Author: Alex

Alex Wing

September 8, 2021

Moving from academic to practical code

Introduction

It shocks me to say that It’s now been 2 years since I graduated. The time that feels like only last summer’s memories, has whirled by. Leaving me with that confused feeling, similar to that of having to find that annoying zoom unmute button at short notice.

A common agreement is programming in academia isn’t the same as programming in industry. Whilst it's true that four years of programming theoretical questions, mainly involving console string interpellation, isn’t going to help you implement a Heroku hosted web application, there are some core fundamental skills and principles that do carry over.

With it now being over a year in this role. I can take some time to reflect on just how divergent my style of coding has become since summer 2018. My approach, attitude, thinking methodologies and even languages have all changed so quickly. I wanted to write about just a few ways I have changed.

Full specifications

In academia, a student will normally be provided with an exact description of the problem, the proposed solution, where to get marks, what to avoid, and hints for added complexity to get more marks. These specifications have been curated and refined over numerous years, reaching levels of detail from years of students asking all the questions necessary to leave little to the unknown.

Industry has taught me that specifications will vary in their level of comprehensiveness. Specifications can be ambiguous, key features will be mentioned in passing, and requested features will vary vastly in complexity. This isn’t necessarily a negative. It gives freedom to flex some creativity and introduce ideas, features and concepts that develop the proposal to a richer solution. However, it requires a degree of patience and organisation. Spending time to format all my questions and unknowns in emails or meetings. Especially to non-technical customers.

Taking pride in the code you write

Academic coding was always built to meet the needs of a single person. The reviewer. The code I was writing was written in a style that I knew the reviewer would see themselves as “good code”. The naming of variables, the order of functions and how code executes. This teaches good practice principles, but can often be forgotten as the submission is often never looked at again. Tests and maintainable code are never really considered in academia. The transition over to industry standard coding practices has taught me the code you write should first and foremost be code you know can be understood when returned too. Client responses and feedback is often spaced out, so the learning curve of finding yourself coming back to code a few weeks old and not recalling much is a common occurrence. Additionally, code I'm now writing tries to follow the defined convention practices. This is so other developers can understand the code I've written, and I can understand code they write too.

Differing coding purposes

A key difference between academic and industry software engineers is the lack of a “product” for customers. Academic code is often built to prove a point or showcase that something can be done. Often neglecting aspects of design, user experience and testing in favour of results and solutions.

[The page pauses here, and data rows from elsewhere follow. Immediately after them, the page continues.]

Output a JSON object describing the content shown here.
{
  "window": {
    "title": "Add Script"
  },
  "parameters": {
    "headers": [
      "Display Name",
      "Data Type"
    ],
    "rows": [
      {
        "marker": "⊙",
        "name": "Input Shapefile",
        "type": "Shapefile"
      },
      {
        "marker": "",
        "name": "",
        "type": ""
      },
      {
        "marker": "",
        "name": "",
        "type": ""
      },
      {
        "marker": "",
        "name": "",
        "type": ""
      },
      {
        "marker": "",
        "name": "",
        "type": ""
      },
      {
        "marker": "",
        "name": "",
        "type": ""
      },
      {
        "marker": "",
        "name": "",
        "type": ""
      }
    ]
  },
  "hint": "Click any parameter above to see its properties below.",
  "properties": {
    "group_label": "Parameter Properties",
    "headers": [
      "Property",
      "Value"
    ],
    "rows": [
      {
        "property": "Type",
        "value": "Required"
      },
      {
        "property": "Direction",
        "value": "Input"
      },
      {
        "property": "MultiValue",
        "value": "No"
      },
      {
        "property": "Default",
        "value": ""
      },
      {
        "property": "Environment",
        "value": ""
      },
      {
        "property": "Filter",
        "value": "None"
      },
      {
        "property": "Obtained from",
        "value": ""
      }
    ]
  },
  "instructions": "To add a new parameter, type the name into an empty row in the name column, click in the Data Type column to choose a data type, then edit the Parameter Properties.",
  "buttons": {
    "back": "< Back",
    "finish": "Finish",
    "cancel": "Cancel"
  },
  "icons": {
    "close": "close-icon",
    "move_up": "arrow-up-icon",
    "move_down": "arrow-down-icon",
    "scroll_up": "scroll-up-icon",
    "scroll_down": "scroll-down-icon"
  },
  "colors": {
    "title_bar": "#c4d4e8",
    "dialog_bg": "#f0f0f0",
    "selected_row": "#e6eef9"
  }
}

In contrast, in my industry my work as a software engineer is analysing purpose, accessibility, and ease of use. Academia is often focused on the “theoretics and science of programming” where in contrast industry my focus has been on utilising tools and frameworks to produce things to be used by a wider audience.

The transition has certainly had underlying similarities, which add an aura of familiarity to what my daily work revolves around. However, I found my focus changing since becoming a developer, with 40-60% of my time on new duties such as gathering and analysing requirements, testing, and prototyping. Something of which I was mainly told about rather than experience fully during my degree.

Working towards a common goal

Any university graduate can tell you a story of a group project, no matter the subject. With students not collaborating, missed deadlines and late-night scrambles a few hours before the deadline. I often wondered why is it that these team projects don’t work, whilst others achieve astronomical success. The pivotal point in the effectiveness of the team, was in working together towards a common goal. I haven’t been in my role long, but the huge point of the software engineering methodology is shared ownership. By building an effective team, who can work to each other’s strengths and weaknesses the process can combine into an efficient and effective machine. Reviewing and maintaining each other's code not only gives a deeper sense of ownership. It allows the team to have an understanding of all features of a system. Allowing for better planning and more effective collaboration.

The sizeable point of difference the software engineering methodology has to those group projects is shared ownership. Each member of our team feels responsible for an aspect of a system. Our work is intertwined with the help of a version control system merging our work together. This practise encourages responsibility and efficient collaboration as we all want to see the parts we developed working. Both in a sense individually and part of a wider scope. Often academic group projects were stagnated, with work being split up but only really brought together in a rush at the end. By taking on and learning effective working practises. I can now see how we help overcome that as a team. With continuous review of features encouraged and committing changes into the mainstream of work giving a sense of shared ownership. This brings about an opportunity to not only collaborate our individual work, but review and learn from others too.

I do see sense in the phrase that there are huge differences with the academic and industrial work. But there are practices every day that I find myself reflecting on that help me in performing my role. The fundamentals and the feedback given has no doubt led me to be the programmer I am today. But at no point does the learning ever end.